The Glass-Steagall Act had previously prohibited any one institution from acting as any combination of an investment bank, a commercial bank, or an insurance company and had been working fairly effectively since the great depression by segregate essential banking functions and preventing "too big to fail" or the related systemic risk.

The history on GLBA (according to Wikipedia) is pretty bad, especially given the results, and it should have been forseen:
"Prior to the Act, most financial services companies were already offering both saving and investment opportunities to their customers. On the retail/consumer side, a bank called Norwest which would later merge with Wells Fargo Bank led the charge in offering all types of financial services products in 1986. American Express attempted to own almost every field of financial business (although there was little synergy among them).

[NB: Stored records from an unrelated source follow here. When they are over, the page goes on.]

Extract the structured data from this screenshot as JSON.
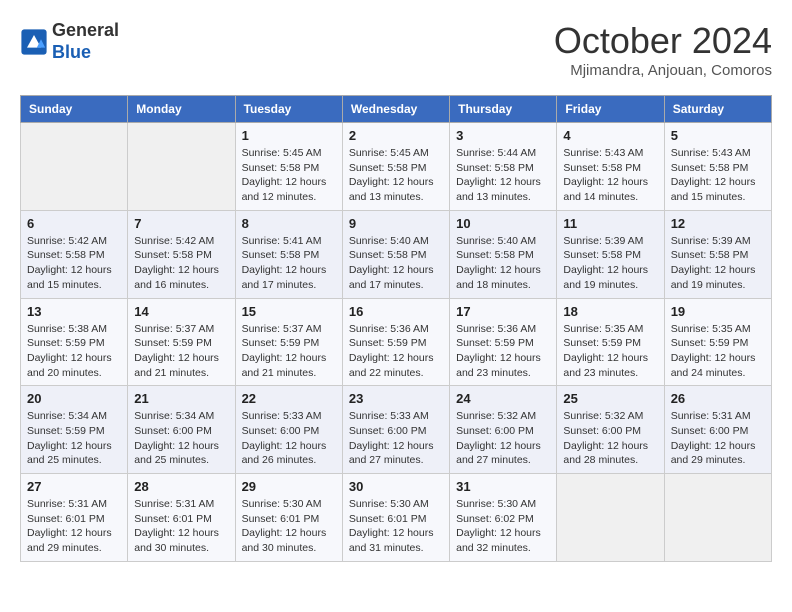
{
  "header": {
    "logo_general": "General",
    "logo_blue": "Blue",
    "month_year": "October 2024",
    "location": "Mjimandra, Anjouan, Comoros"
  },
  "weekdays": [
    "Sunday",
    "Monday",
    "Tuesday",
    "Wednesday",
    "Thursday",
    "Friday",
    "Saturday"
  ],
  "weeks": [
    [
      {
        "day": "",
        "sunrise": "",
        "sunset": "",
        "daylight": ""
      },
      {
        "day": "",
        "sunrise": "",
        "sunset": "",
        "daylight": ""
      },
      {
        "day": "1",
        "sunrise": "Sunrise: 5:45 AM",
        "sunset": "Sunset: 5:58 PM",
        "daylight": "Daylight: 12 hours and 12 minutes."
      },
      {
        "day": "2",
        "sunrise": "Sunrise: 5:45 AM",
        "sunset": "Sunset: 5:58 PM",
        "daylight": "Daylight: 12 hours and 13 minutes."
      },
      {
        "day": "3",
        "sunrise": "Sunrise: 5:44 AM",
        "sunset": "Sunset: 5:58 PM",
        "daylight": "Daylight: 12 hours and 13 minutes."
      },
      {
        "day": "4",
        "sunrise": "Sunrise: 5:43 AM",
        "sunset": "Sunset: 5:58 PM",
        "daylight": "Daylight: 12 hours and 14 minutes."
      },
      {
        "day": "5",
        "sunrise": "Sunrise: 5:43 AM",
        "sunset": "Sunset: 5:58 PM",
        "daylight": "Daylight: 12 hours and 15 minutes."
      }
    ],
    [
      {
        "day": "6",
        "sunrise": "Sunrise: 5:42 AM",
        "sunset": "Sunset: 5:58 PM",
        "daylight": "Daylight: 12 hours and 15 minutes."
      },
      {
        "day": "7",
        "sunrise": "Sunrise: 5:42 AM",
        "sunset": "Sunset: 5:58 PM",
        "daylight": "Daylight: 12 hours and 16 minutes."
      },
      {
        "day": "8",
        "sunrise": "Sunrise: 5:41 AM",
        "sunset": "Sunset: 5:58 PM",
        "daylight": "Daylight: 12 hours and 17 minutes."
      },
      {
        "day": "9",
        "sunrise": "Sunrise: 5:40 AM",
        "sunset": "Sunset: 5:58 PM",
        "daylight": "Daylight: 12 hours and 17 minutes."
      },
      {
        "day": "10",
        "sunrise": "Sunrise: 5:40 AM",
        "sunset": "Sunset: 5:58 PM",
        "daylight": "Daylight: 12 hours and 18 minutes."
      },
      {
        "day": "11",
        "sunrise": "Sunrise: 5:39 AM",
        "sunset": "Sunset: 5:58 PM",
        "daylight": "Daylight: 12 hours and 19 minutes."
      },
      {
        "day": "12",
        "sunrise": "Sunrise: 5:39 AM",
        "sunset": "Sunset: 5:58 PM",
        "daylight": "Daylight: 12 hours and 19 minutes."
      }
    ],
    [
      {
        "day": "13",
        "sunrise": "Sunrise: 5:38 AM",
        "sunset": "Sunset: 5:59 PM",
        "daylight": "Daylight: 12 hours and 20 minutes."
      },
      {
        "day": "14",
        "sunrise": "Sunrise: 5:37 AM",
        "sunset": "Sunset: 5:59 PM",
        "daylight": "Daylight: 12 hours and 21 minutes."
      },
      {
        "day": "15",
        "sunrise": "Sunrise: 5:37 AM",
        "sunset": "Sunset: 5:59 PM",
        "daylight": "Daylight: 12 hours and 21 minutes."
      },
      {
        "day": "16",
        "sunrise": "Sunrise: 5:36 AM",
        "sunset": "Sunset: 5:59 PM",
        "daylight": "Daylight: 12 hours and 22 minutes."
      },
      {
        "day": "17",
        "sunrise": "Sunrise: 5:36 AM",
        "sunset": "Sunset: 5:59 PM",
        "daylight": "Daylight: 12 hours and 23 minutes."
      },
      {
        "day": "18",
        "sunrise": "Sunrise: 5:35 AM",
        "sunset": "Sunset: 5:59 PM",
        "daylight": "Daylight: 12 hours and 23 minutes."
      },
      {
        "day": "19",
        "sunrise": "Sunrise: 5:35 AM",
        "sunset": "Sunset: 5:59 PM",
        "daylight": "Daylight: 12 hours and 24 minutes."
      }
    ],
    [
      {
        "day": "20",
        "sunrise": "Sunrise: 5:34 AM",
        "sunset": "Sunset: 5:59 PM",
        "daylight": "Daylight: 12 hours and 25 minutes."
      },
      {
        "day": "21",
        "sunrise": "Sunrise: 5:34 AM",
        "sunset": "Sunset: 6:00 PM",
        "daylight": "Daylight: 12 hours and 25 minutes."
      },
      {
        "day": "22",
        "sunrise": "Sunrise: 5:33 AM",
        "sunset": "Sunset: 6:00 PM",
        "daylight": "Daylight: 12 hours and 26 minutes."
      },
      {
        "day": "23",
        "sunrise": "Sunrise: 5:33 AM",
        "sunset": "Sunset: 6:00 PM",
        "daylight": "Daylight: 12 hours and 27 minutes."
      },
      {
        "day": "24",
        "sunrise": "Sunrise: 5:32 AM",
        "sunset": "Sunset: 6:00 PM",
        "daylight": "Daylight: 12 hours and 27 minutes."
      },
      {
        "day": "25",
        "sunrise": "Sunrise: 5:32 AM",
        "sunset": "Sunset: 6:00 PM",
        "daylight": "Daylight: 12 hours and 28 minutes."
      },
      {
        "day": "26",
        "sunrise": "Sunrise: 5:31 AM",
        "sunset": "Sunset: 6:00 PM",
        "daylight": "Daylight: 12 hours and 29 minutes."
      }
    ],
    [
      {
        "day": "27",
        "sunrise": "Sunrise: 5:31 AM",
        "sunset": "Sunset: 6:01 PM",
        "daylight": "Daylight: 12 hours and 29 minutes."
      },
      {
        "day": "28",
        "sunrise": "Sunrise: 5:31 AM",
        "sunset": "Sunset: 6:01 PM",
        "daylight": "Daylight: 12 hours and 30 minutes."
      },
      {
        "day": "29",
        "sunrise": "Sunrise: 5:30 AM",
        "sunset": "Sunset: 6:01 PM",
        "daylight": "Daylight: 12 hours and 30 minutes."
      },
      {
        "day": "30",
        "sunrise": "Sunrise: 5:30 AM",
        "sunset": "Sunset: 6:01 PM",
        "daylight": "Daylight: 12 hours and 31 minutes."
      },
      {
        "day": "31",
        "sunrise": "Sunrise: 5:30 AM",
        "sunset": "Sunset: 6:02 PM",
        "daylight": "Daylight: 12 hours and 32 minutes."
      },
      {
        "day": "",
        "sunrise": "",
        "sunset": "",
        "daylight": ""
      },
      {
        "day": "",
        "sunrise": "",
        "sunset": "",
        "daylight": ""
      }
    ]
  ]
}
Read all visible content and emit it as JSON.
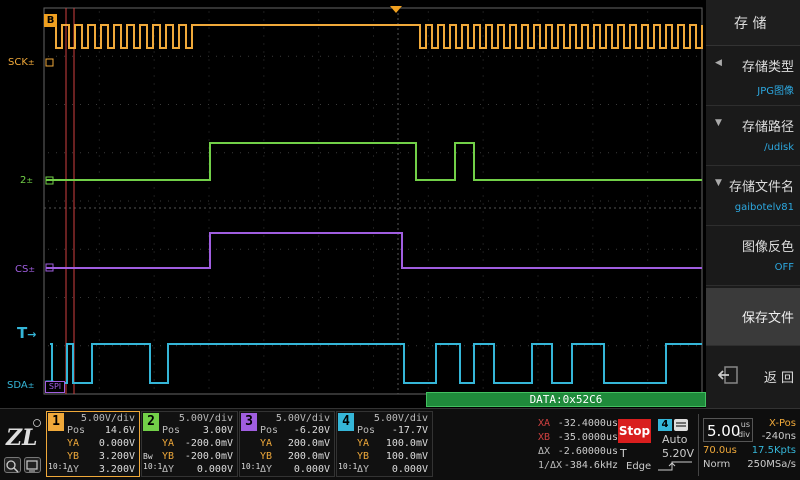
{
  "waveforms": {
    "channels": [
      {
        "id": "sck",
        "label": "SCK",
        "color": "#f0a93a"
      },
      {
        "id": "ch2",
        "label": "2",
        "color": "#72d048"
      },
      {
        "id": "cs",
        "label": "CS",
        "color": "#a05ee0"
      },
      {
        "id": "sda",
        "label": "SDA",
        "color": "#35b6d8"
      }
    ],
    "trigger_marker": "B",
    "trigger_level_marker": "T",
    "decode_tag": "SPI",
    "decode_value": "DATA:0x52C6",
    "colors": {
      "grid": "#3a3a3a",
      "trigger_orange": "#f0a020",
      "cursor_red": "#d04040",
      "decode_green": "#2aa54a"
    }
  },
  "menu": {
    "title": "存 储",
    "items": [
      {
        "label": "存储类型",
        "value": "JPG图像"
      },
      {
        "label": "存储路径",
        "value": "/udisk"
      },
      {
        "label": "存储文件名",
        "value": "gaibotelv81"
      },
      {
        "label": "图像反色",
        "value": "OFF"
      }
    ],
    "save_label": "保存文件",
    "back_label": "返 回"
  },
  "channels": [
    {
      "num": "1",
      "color": "#f0a93a",
      "vdiv": "5.00V/div",
      "pos_key": "Pos",
      "pos": "14.6V",
      "ya_key": "YA",
      "ya": "0.000V",
      "yb_key": "YB",
      "yb": "3.200V",
      "dy_key": "ΔY",
      "dy": "3.200V",
      "side1": "10:1"
    },
    {
      "num": "2",
      "color": "#72d048",
      "vdiv": "5.00V/div",
      "pos_key": "Pos",
      "pos": "3.00V",
      "ya_key": "YA",
      "ya": "-200.0mV",
      "yb_key": "YB",
      "yb": "-200.0mV",
      "dy_key": "ΔY",
      "dy": "0.000V",
      "side1": "10:1",
      "side0": "Bw"
    },
    {
      "num": "3",
      "color": "#a05ee0",
      "vdiv": "5.00V/div",
      "pos_key": "Pos",
      "pos": "-6.20V",
      "ya_key": "YA",
      "ya": "200.0mV",
      "yb_key": "YB",
      "yb": "200.0mV",
      "dy_key": "ΔY",
      "dy": "0.000V",
      "side1": "10:1"
    },
    {
      "num": "4",
      "color": "#35b6d8",
      "vdiv": "5.00V/div",
      "pos_key": "Pos",
      "pos": "-17.7V",
      "ya_key": "YA",
      "ya": "100.0mV",
      "yb_key": "YB",
      "yb": "100.0mV",
      "dy_key": "ΔY",
      "dy": "0.000V",
      "side1": "10:1"
    }
  ],
  "cursors": {
    "xa_key": "XA",
    "xa": "-32.4000us",
    "xb_key": "XB",
    "xb": "-35.0000us",
    "dx_key": "ΔX",
    "dx": "-2.60000us",
    "inv_dx_key": "1/ΔX",
    "inv_dx": "-384.6kHz"
  },
  "run_state": "Stop",
  "trigger": {
    "source": "4",
    "mode": "Auto",
    "t_key": "T",
    "level": "5.20V",
    "type": "Edge"
  },
  "timebase": {
    "value": "5.00",
    "unit_top": "us",
    "unit_bottom": "div",
    "xpos_label": "X-Pos",
    "xpos": "-240ns",
    "delay": "70.0us",
    "points": "17.5Kpts",
    "mode": "Norm",
    "rate": "250MSa/s"
  }
}
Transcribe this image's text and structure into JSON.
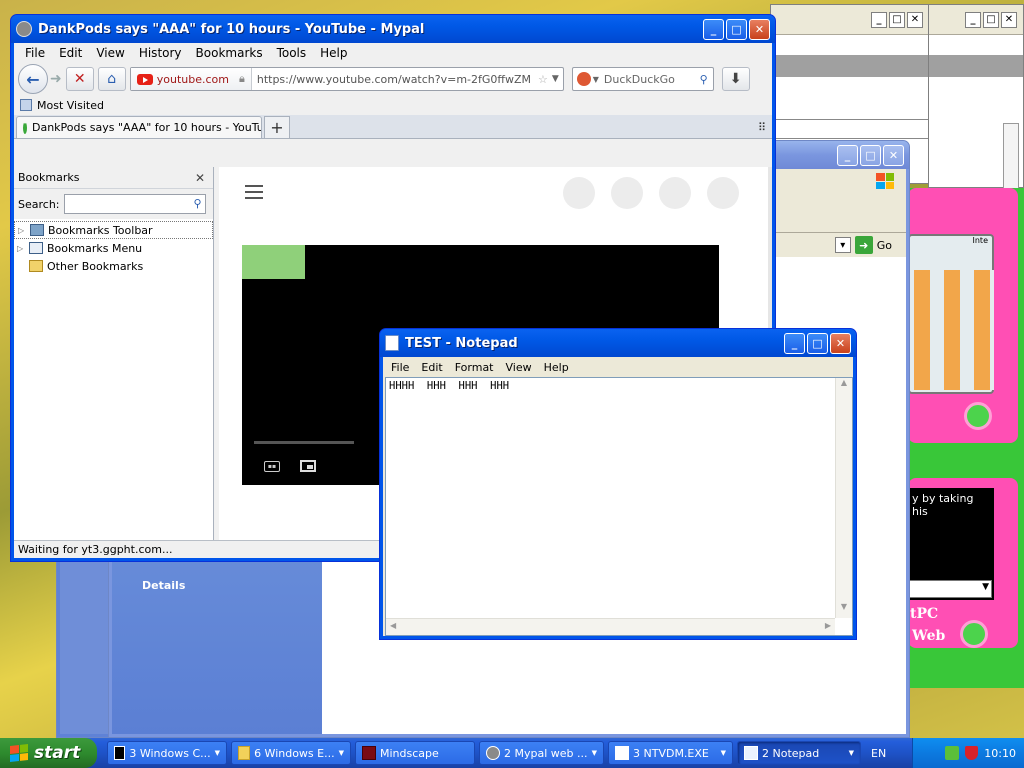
{
  "mypal": {
    "title": "DankPods says \"AAA\" for 10 hours - YouTube - Mypal",
    "menu": [
      "File",
      "Edit",
      "View",
      "History",
      "Bookmarks",
      "Tools",
      "Help"
    ],
    "identity": "youtube.com",
    "url": "https://www.youtube.com/watch?v=m-2fG0ffwZM",
    "search_engine": "DuckDuckGo",
    "bookmarks_bar_item": "Most Visited",
    "tab_title": "DankPods says \"AAA\" for 10 hours - YouTube",
    "new_tab": "+",
    "sidebar": {
      "title": "Bookmarks",
      "search_label": "Search:",
      "items": [
        "Bookmarks Toolbar",
        "Bookmarks Menu",
        "Other Bookmarks"
      ]
    },
    "status": "Waiting for yt3.ggpht.com..."
  },
  "notepad": {
    "title": "TEST - Notepad",
    "menu": [
      "File",
      "Edit",
      "Format",
      "View",
      "Help"
    ],
    "text": "HHHH  HHH  HHH  HHH"
  },
  "bg_windows": {
    "go_label": "Go",
    "app_text_1": "Inte",
    "app_text_2": "y by taking his",
    "app_text_3": "tPC",
    "app_text_4": "Web",
    "details_label": "Details"
  },
  "taskbar": {
    "start_label": "start",
    "buttons": [
      {
        "label": "3 Windows C..."
      },
      {
        "label": "6 Windows E..."
      },
      {
        "label": "Mindscape"
      },
      {
        "label": "2 Mypal web ..."
      },
      {
        "label": "3 NTVDM.EXE"
      },
      {
        "label": "2 Notepad"
      }
    ],
    "language": "EN",
    "clock": "10:10"
  },
  "colors": {
    "xp_blue": "#0055ea",
    "start_green": "#2e8b2e",
    "desktop_yellow": "#d9c247",
    "app_pink": "#ff4fb4",
    "app_green": "#4cd34c"
  }
}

Things culminated in 1998 when Citibank, merged with Travelers Insurance creating CitiCorp, the largest and the most profitable company in the world. The merger violated the Bank Holding Company Act (BHCA), but Citibank was given a two-year forbearance that was based on an assumption that they would be able to force a change in the law. The Gramm-Leach-Bliley Act passed in November 1999, repealing the BHCA and portions of the Glass-Steagall Act, allowing banks, brokerages, and insurance companies to merge, thus making the Citigroup/Traveler Group merger legal."

So, rather than creating an even bigger mess with a "systemic overhaul," why not just start by repealing the ill conceived legislation (GLBA) that got the "too big to fail" ball rolling in the first place.

Of course that won't happen because creating huge new legislation and ramming it through under threat of dire consequences is too big of an opportunity to shift the playing field for any legislator to pass up.